What is the deal with the ES_OEMCONVERT flag?
The
ES_OEMCONVERT
edit control style is a holdover from 16-bit Windows.
This ancient MSDN article from the Windows 3.1 SDK describes the flag thus:
ES_OEMCONVERT causes text entered into the edit control to be
converted from ANSI to OEM and then back to ANSI.
This ensures proper character conversion when the application calls
the AnsiToOem function to convert a Windows string in the edit control
to OEM characters.
ES_OEMCONVERT is most useful for edit controls that contain filenames.
Set the wayback machine to, well, January 31, 1992, the date of the
article.
At this time,
the predominant Windows platform was Windows 3.0.

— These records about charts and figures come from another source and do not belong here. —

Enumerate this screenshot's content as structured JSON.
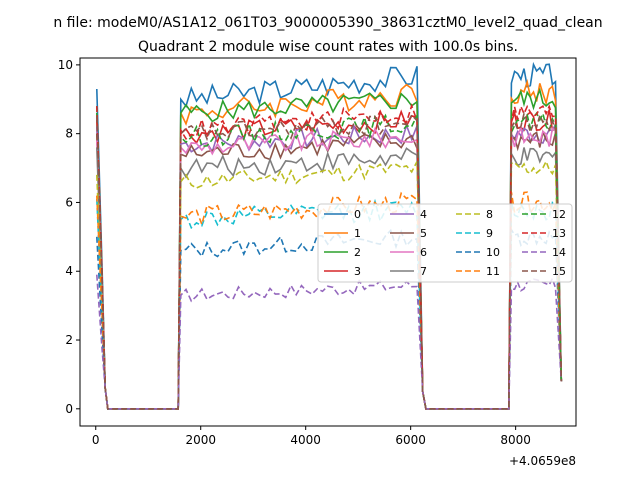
{
  "suptitle": "n file: modeM0/AS1A12_061T03_9000005390_38631cztM0_level2_quad_clean",
  "chart_data": {
    "type": "line",
    "title": "Quadrant 2 module wise count rates with 100.0s bins.",
    "xlabel": "",
    "ylabel": "",
    "offset_text": "+4.0659e8",
    "xlim": [
      -300,
      9150
    ],
    "ylim": [
      -0.5,
      10.2
    ],
    "xticks": [
      0,
      2000,
      4000,
      6000,
      8000
    ],
    "yticks": [
      0,
      2,
      4,
      6,
      8,
      10
    ],
    "grid": false,
    "legend": {
      "placement": "center-right",
      "ncol": 4
    },
    "segments": [
      {
        "x_start": 20,
        "x_end": 1570
      },
      {
        "x_start": 1620,
        "x_end": 7870
      },
      {
        "x_start": 7920,
        "x_end": 8870
      }
    ],
    "series": [
      {
        "name": "0",
        "color": "#1f77b4",
        "dashed": false,
        "peak": 9.3,
        "level_a": 9.0,
        "level_b": 9.7,
        "noise": 0.35
      },
      {
        "name": "1",
        "color": "#ff7f0e",
        "dashed": false,
        "peak": 8.0,
        "level_a": 8.6,
        "level_b": 9.2,
        "noise": 0.35
      },
      {
        "name": "2",
        "color": "#2ca02c",
        "dashed": false,
        "peak": 8.6,
        "level_a": 8.6,
        "level_b": 9.0,
        "noise": 0.3
      },
      {
        "name": "3",
        "color": "#d62728",
        "dashed": false,
        "peak": 8.4,
        "level_a": 8.0,
        "level_b": 8.4,
        "noise": 0.3
      },
      {
        "name": "4",
        "color": "#9467bd",
        "dashed": false,
        "peak": 8.2,
        "level_a": 7.7,
        "level_b": 8.0,
        "noise": 0.3
      },
      {
        "name": "5",
        "color": "#8c564b",
        "dashed": false,
        "peak": 8.0,
        "level_a": 7.4,
        "level_b": 7.8,
        "noise": 0.3
      },
      {
        "name": "6",
        "color": "#e377c2",
        "dashed": false,
        "peak": 7.8,
        "level_a": 7.6,
        "level_b": 7.9,
        "noise": 0.3
      },
      {
        "name": "7",
        "color": "#7f7f7f",
        "dashed": false,
        "peak": 7.6,
        "level_a": 7.0,
        "level_b": 7.3,
        "noise": 0.3
      },
      {
        "name": "8",
        "color": "#bcbd22",
        "dashed": true,
        "peak": 6.8,
        "level_a": 6.6,
        "level_b": 7.0,
        "noise": 0.25
      },
      {
        "name": "9",
        "color": "#17becf",
        "dashed": true,
        "peak": 6.1,
        "level_a": 5.5,
        "level_b": 5.8,
        "noise": 0.3
      },
      {
        "name": "10",
        "color": "#1f77b4",
        "dashed": true,
        "peak": 5.0,
        "level_a": 4.6,
        "level_b": 5.0,
        "noise": 0.25
      },
      {
        "name": "11",
        "color": "#ff7f0e",
        "dashed": true,
        "peak": 6.2,
        "level_a": 5.6,
        "level_b": 6.0,
        "noise": 0.3
      },
      {
        "name": "12",
        "color": "#2ca02c",
        "dashed": true,
        "peak": 8.8,
        "level_a": 7.9,
        "level_b": 8.3,
        "noise": 0.3
      },
      {
        "name": "13",
        "color": "#d62728",
        "dashed": true,
        "peak": 8.8,
        "level_a": 8.1,
        "level_b": 8.6,
        "noise": 0.3
      },
      {
        "name": "14",
        "color": "#9467bd",
        "dashed": true,
        "peak": 3.9,
        "level_a": 3.3,
        "level_b": 3.6,
        "noise": 0.2
      },
      {
        "name": "15",
        "color": "#8c564b",
        "dashed": true,
        "peak": 8.5,
        "level_a": 8.0,
        "level_b": 8.3,
        "noise": 0.3
      }
    ]
  }
}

Windows 3.1 was still a few months away from
release, and
Windows NT 3.1 was over a year away.
The predominant file system was 16-bit FAT,
and the relevant feature of FAT of this era for the purpose
of this discussion is that
file names were stored on disk in the OEM character set.
(We discussed
the history behind the schism between
the OEM and ANSI code pages in an earlier article.)
Since GUI programs used the ANSI character set,
but file names were stored in the OEM character set,
the only characters that could be used in file names
from GUI programs were those that exist in both character
sets.
If a character existed in the ANSI character set but not the
OEM character set, then there would be no way of using it as a
file name; and if a character existed in the OEM character set
but not the ANSI character set, the GUI program couldn't manipulate it.
The ES_OEMCONVERT flag on a edit control ensures
that only characters that exist in both the ANSI and OEM character
sets are used, hence the remark "ES_OEMCONVERT is most useful for
edit controls that contain filenames".
Fast-forward to today.
All the popular Windows file systems support Unicode file names
and have for ten years.
There is no longer a data loss converting from the ANSI character
set to the character set used by the file system.
Therefore, there is no need to filter out any characters
to forestall the user typing a character that will be lost
during the conversion to a file name.
In other words,
the ES_OEMCONVERT flag is pointless today.
It's a leftover from the days before Unicode.
Indeed, if you use this flag, you make your program worse,
not better, because it unnecessarily restricts the set of characters
that the user will be allowed to use in file names.
A user running the US-English version of Windows would not be allowed
to enter Chinese characters as a file name, for example,
even though the file system is perfectly capable of creating files
whose names contain those characters.